Teaching 9/11 to Conspiracy Theorists

By James F. Tracy
Global Research, January 22, 2016

james tracy
Professor James Tracy was fired by his university for his writings on the Sandy Hook School massacre, in which he questions the validity of the “official” version of events. Whatever one’s views regarding Professor Tracy’s analysis, this action by Florida Atlantic University constitutes a blatant violation of academic freedom. (GR Editor, M. Ch.)
This article was originally written in November 2015. Many have accused this author of teaching “conspiracy theories” to college students. Contrary to critics’  assertions, however, events such as the Sandy Hook School massacre or Boston Marathon bombing were never addressed in any courses taught at his former university.
Only in the last college class he taught over a twenty year career in academe (13 of which were spent at Florida Atlantic University) did he have a chance to carefully examine and discuss September 11, 9-11-towers2001, or, more specifically, the US government’s official 9/11 conspiracy theory.-JFT
An enduring psychological effect of “the propaganda of the event” is a foremost element of all modern forms of war. Advances in hidden governance and concentrated media ownership have made the “war on terror” possible via increasingly fine-tuned trauma based mind control–in other words the enforcement of belief through overwhelming events subsequently placed in meaningful narrative context absent any contradictory information.

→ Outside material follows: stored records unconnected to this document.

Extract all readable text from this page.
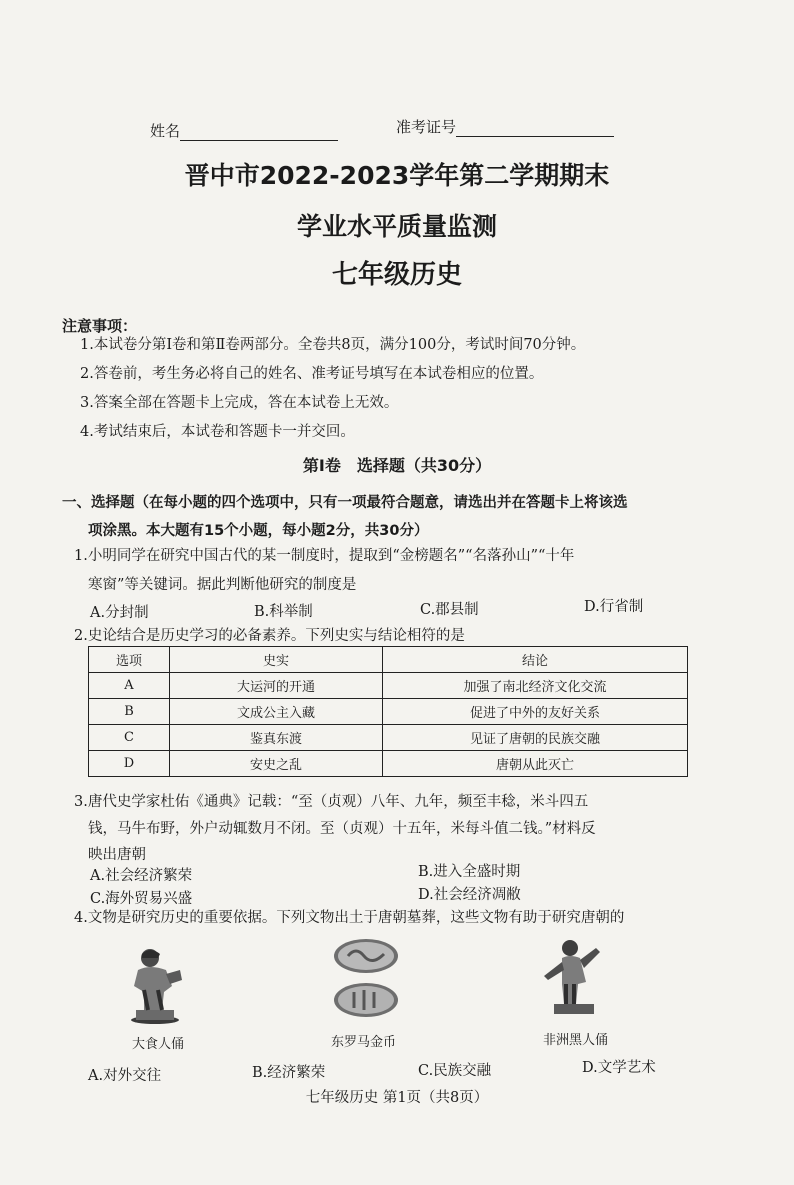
姓名	准考证号
晋中市2022-2023学年第二学期期末
学业水平质量监测
七年级历史
注意事项：
1.本试卷分第Ⅰ卷和第Ⅱ卷两部分。全卷共8页，满分100分，考试时间70分钟。
2.答卷前，考生务必将自己的姓名、准考证号填写在本试卷相应的位置。
3.答案全部在答题卡上完成，答在本试卷上无效。
4.考试结束后，本试卷和答题卡一并交回。
第Ⅰ卷　选择题（共30分）
一、选择题（在每小题的四个选项中，只有一项最符合题意，请选出并在答题卡上将该选
项涂黑。本大题有15个小题，每小题2分，共30分）
1.小明同学在研究中国古代的某一制度时，提取到“金榜题名”“名落孙山”“十年
寒窗”等关键词。据此判断他研究的制度是
A.分封制	B.科举制	C.郡县制	D.行省制
2.史论结合是历史学习的必备素养。下列史实与结论相符的是
选项	史实	结论
A	大运河的开通	加强了南北经济文化交流
B	文成公主入藏	促进了中外的友好关系
C	鉴真东渡	见证了唐朝的民族交融
D	安史之乱	唐朝从此灭亡
3.唐代史学家杜佑《通典》记载：“至（贞观）八年、九年，频至丰稔，米斗四五
钱，马牛布野，外户动辄数月不闭。至（贞观）十五年，米每斗值二钱。”材料反
映出唐朝
A.社会经济繁荣	B.进入全盛时期
C.海外贸易兴盛	D.社会经济凋敝
4.文物是研究历史的重要依据。下列文物出土于唐朝墓葬，这些文物有助于研究唐朝的
大食人俑	东罗马金币	非洲黑人俑
A.对外交往	B.经济繁荣	C.民族交融	D.文学艺术
七年级历史 第1页（共8页）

Such a phenomenon is readily apparent among the younger generations, particularly as they have come to rely on US government-sponsored conspiracy theories in order to make sense of momentous political events bearing upon their lives. Despite their irrational nature and profound shortcomings, such conspiracy theories are unquestioningly accepted as valid by an overwhelming majority of journalists and academics, who then repeat them as fact to their respective constituents.
This author recently taught an undergraduate media studies class where he chose to specifically address news coverage of September 11, 2001 and the broader history of false flag terrorism. This was the first time one specific historical incident was focused on throughout the term, and the overall approach involved cultivating students’ understandings and recollections of those events as the foundation of a working model that might demonstrate how such significant events and their re-presentation by corporate media and educational institutions actively hinder honest attempts to make sense of that tragic day, and thereby our present political location and historical moment.
Despite the academy’s progressive veneer, with few exceptions 9/11 and similar deep events are actively eschewed even by self-professed “radical” scholars, otherwise quick to take up questions of social and political power, particularly as they pertain to race, class, or gender. Taking their cue from public intellectuals such as Noam Chomsky,[1] they conclude that such questions interfere with analyses of ongoing “oppression,” not to mention potentially jeopardizing personal economic opportunities (i.e. accumulation of “cultural capital”) inevitably bound up in professional reputation. Unfortunately, this author’s experience suggests how such assumptions only tend to prolong and exacerbate the psychological trauma and detachment from historical reality many students still harbor as a direct result of 9/11.